Table 5: Effects of losartan and enalapril on body weight and BMI of the patients.
Discussion
The present study demonstrates a beneficial effect of losartan or enalapril on BP and other markers of MS. A significant reduction of measures of obesity (weight, BMI and WC) were obtained after therapy with losartan or enalapril. Obesity may play a central role in the development of MS, thus increasing obesity is positively correlated with blood pressure, fasting glucose, and triglycerides; and negatively correlated with changes in HDL cholesterol.16 Reports in the literature demonstrate a relationship between renin angiotensin aldosterone system (RAAS) and obesity; and a significant increase in the activity and concentrations of (RAAS) components have been reported in obese subjects.17-19 Engeli et al.20 reported that weight reduction is associated with a reduction of angiotensinogen levels, renin, aldosterone and ACE activity, as well as the reduction of angiotensinogen levels, which was highly correlated with a decline in waist circumference. In the present study, both enalapril and losartan significantly reduced body weight, BMI, and WC in patients with MS. Enalapril is an ACE inhibitor and losartan is an AII receptor antagonist, they act by reducing the activity of RAAS in the body. Thus, their effects may be related to reducing the activity and the effect of ACE system on obesity.
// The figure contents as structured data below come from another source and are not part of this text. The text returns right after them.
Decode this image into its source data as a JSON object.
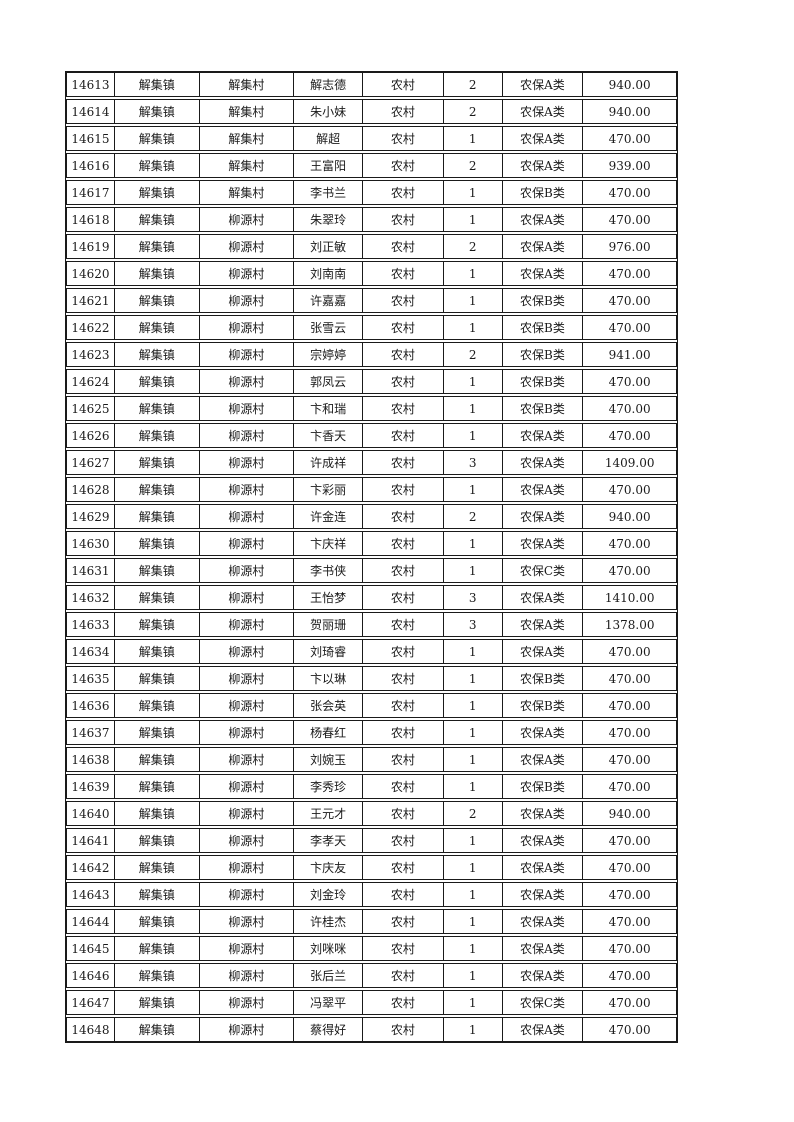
{
  "document": {
    "background_color": "#ffffff",
    "text_color": "#1a1a1a",
    "border_color": "#1a1a1a"
  },
  "table": {
    "column_keys": [
      "serial-number",
      "town",
      "village",
      "person-name",
      "residence-type",
      "person-count",
      "insurance-category",
      "amount"
    ],
    "rows": [
      [
        "14613",
        "解集镇",
        "解集村",
        "解志德",
        "农村",
        "2",
        "农保A类",
        "940.00"
      ],
      [
        "14614",
        "解集镇",
        "解集村",
        "朱小妹",
        "农村",
        "2",
        "农保A类",
        "940.00"
      ],
      [
        "14615",
        "解集镇",
        "解集村",
        "解超",
        "农村",
        "1",
        "农保A类",
        "470.00"
      ],
      [
        "14616",
        "解集镇",
        "解集村",
        "王富阳",
        "农村",
        "2",
        "农保A类",
        "939.00"
      ],
      [
        "14617",
        "解集镇",
        "解集村",
        "李书兰",
        "农村",
        "1",
        "农保B类",
        "470.00"
      ],
      [
        "14618",
        "解集镇",
        "柳源村",
        "朱翠玲",
        "农村",
        "1",
        "农保A类",
        "470.00"
      ],
      [
        "14619",
        "解集镇",
        "柳源村",
        "刘正敏",
        "农村",
        "2",
        "农保A类",
        "976.00"
      ],
      [
        "14620",
        "解集镇",
        "柳源村",
        "刘南南",
        "农村",
        "1",
        "农保A类",
        "470.00"
      ],
      [
        "14621",
        "解集镇",
        "柳源村",
        "许嘉嘉",
        "农村",
        "1",
        "农保B类",
        "470.00"
      ],
      [
        "14622",
        "解集镇",
        "柳源村",
        "张雪云",
        "农村",
        "1",
        "农保B类",
        "470.00"
      ],
      [
        "14623",
        "解集镇",
        "柳源村",
        "宗婷婷",
        "农村",
        "2",
        "农保B类",
        "941.00"
      ],
      [
        "14624",
        "解集镇",
        "柳源村",
        "郭凤云",
        "农村",
        "1",
        "农保B类",
        "470.00"
      ],
      [
        "14625",
        "解集镇",
        "柳源村",
        "卞和瑞",
        "农村",
        "1",
        "农保B类",
        "470.00"
      ],
      [
        "14626",
        "解集镇",
        "柳源村",
        "卞香天",
        "农村",
        "1",
        "农保A类",
        "470.00"
      ],
      [
        "14627",
        "解集镇",
        "柳源村",
        "许成祥",
        "农村",
        "3",
        "农保A类",
        "1409.00"
      ],
      [
        "14628",
        "解集镇",
        "柳源村",
        "卞彩丽",
        "农村",
        "1",
        "农保A类",
        "470.00"
      ],
      [
        "14629",
        "解集镇",
        "柳源村",
        "许金连",
        "农村",
        "2",
        "农保A类",
        "940.00"
      ],
      [
        "14630",
        "解集镇",
        "柳源村",
        "卞庆祥",
        "农村",
        "1",
        "农保A类",
        "470.00"
      ],
      [
        "14631",
        "解集镇",
        "柳源村",
        "李书侠",
        "农村",
        "1",
        "农保C类",
        "470.00"
      ],
      [
        "14632",
        "解集镇",
        "柳源村",
        "王怡梦",
        "农村",
        "3",
        "农保A类",
        "1410.00"
      ],
      [
        "14633",
        "解集镇",
        "柳源村",
        "贺丽珊",
        "农村",
        "3",
        "农保A类",
        "1378.00"
      ],
      [
        "14634",
        "解集镇",
        "柳源村",
        "刘琦睿",
        "农村",
        "1",
        "农保A类",
        "470.00"
      ],
      [
        "14635",
        "解集镇",
        "柳源村",
        "卞以琳",
        "农村",
        "1",
        "农保B类",
        "470.00"
      ],
      [
        "14636",
        "解集镇",
        "柳源村",
        "张会英",
        "农村",
        "1",
        "农保B类",
        "470.00"
      ],
      [
        "14637",
        "解集镇",
        "柳源村",
        "杨春红",
        "农村",
        "1",
        "农保A类",
        "470.00"
      ],
      [
        "14638",
        "解集镇",
        "柳源村",
        "刘婉玉",
        "农村",
        "1",
        "农保A类",
        "470.00"
      ],
      [
        "14639",
        "解集镇",
        "柳源村",
        "李秀珍",
        "农村",
        "1",
        "农保B类",
        "470.00"
      ],
      [
        "14640",
        "解集镇",
        "柳源村",
        "王元才",
        "农村",
        "2",
        "农保A类",
        "940.00"
      ],
      [
        "14641",
        "解集镇",
        "柳源村",
        "李孝天",
        "农村",
        "1",
        "农保A类",
        "470.00"
      ],
      [
        "14642",
        "解集镇",
        "柳源村",
        "卞庆友",
        "农村",
        "1",
        "农保A类",
        "470.00"
      ],
      [
        "14643",
        "解集镇",
        "柳源村",
        "刘金玲",
        "农村",
        "1",
        "农保A类",
        "470.00"
      ],
      [
        "14644",
        "解集镇",
        "柳源村",
        "许桂杰",
        "农村",
        "1",
        "农保A类",
        "470.00"
      ],
      [
        "14645",
        "解集镇",
        "柳源村",
        "刘咪咪",
        "农村",
        "1",
        "农保A类",
        "470.00"
      ],
      [
        "14646",
        "解集镇",
        "柳源村",
        "张后兰",
        "农村",
        "1",
        "农保A类",
        "470.00"
      ],
      [
        "14647",
        "解集镇",
        "柳源村",
        "冯翠平",
        "农村",
        "1",
        "农保C类",
        "470.00"
      ],
      [
        "14648",
        "解集镇",
        "柳源村",
        "蔡得好",
        "农村",
        "1",
        "农保A类",
        "470.00"
      ]
    ]
  }
}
A significant reduction of BP was obtained after 2 months treatment with both drugs, indicating beneficial effects of these drugs in the treatment of BP in patients with MS. Although both drug classes are highly effective in lowering BP in patients with essential hypertension,21-23 their comparative antihypertensive effectiveness are uncertain in patients with metabolic syndrome.24 The association between BMI and BP have been demonstrated,25 and there is evidence to suggest that obesity is a casual factor in the development of hypertension in obese individuals.26 Accordingly, the beneficial effect of losartan and enalapril on BP reported in the present study may be related mostly to their effects on RAAS, and partly on body weight, BMI and WC.
The present study demonstrates the beneficial effects of losartan and enalapril on FSG. The patients in the present study were hypertensive; having FSG concentration of ≥110 mg/dl. ACE inhibitors and Ang IIR antagonists may exert beneficial effects on glycemic control through a variety of mechanisms related to the inhibition of the angiotensin II, which activates the sympathetic nervous system resulting in the impairment of insulin secretion and peripheral glucose uptake. Angiotensin II also impairs pancreatic blood flow and enhances insulin resistance.27 The findings from recent clinical trials support the hypothesis that suppression of RAAS, either by inhibition of ACE or blockade of the AngT1R, substantially lowers the risk of type 2 diabetes.28-31
Regarding the effects of losartan and enalapril therapy on triglycerides and HDL-cholesterol; there were no significant effects observed on triglycerides after treatment with losartan or enalapril, and a significant elevation of HDL-Cholesterol was obtained only after therapy with losartan. The effect of losartan on HDL-cholesterol was in agreement with other reports, which also revealed beneficial effects of losartan on HDL-cholesterol levels.32,33
Conclusion
Losartan and enalapril can reduce the markers of MS and may be regarded as useful antihypertensive agents for the treatment of hypertensive patients having markers of metabolic syndrome.
Acknowledgements
The authors reported no conflict of interest and no funding was received on this work.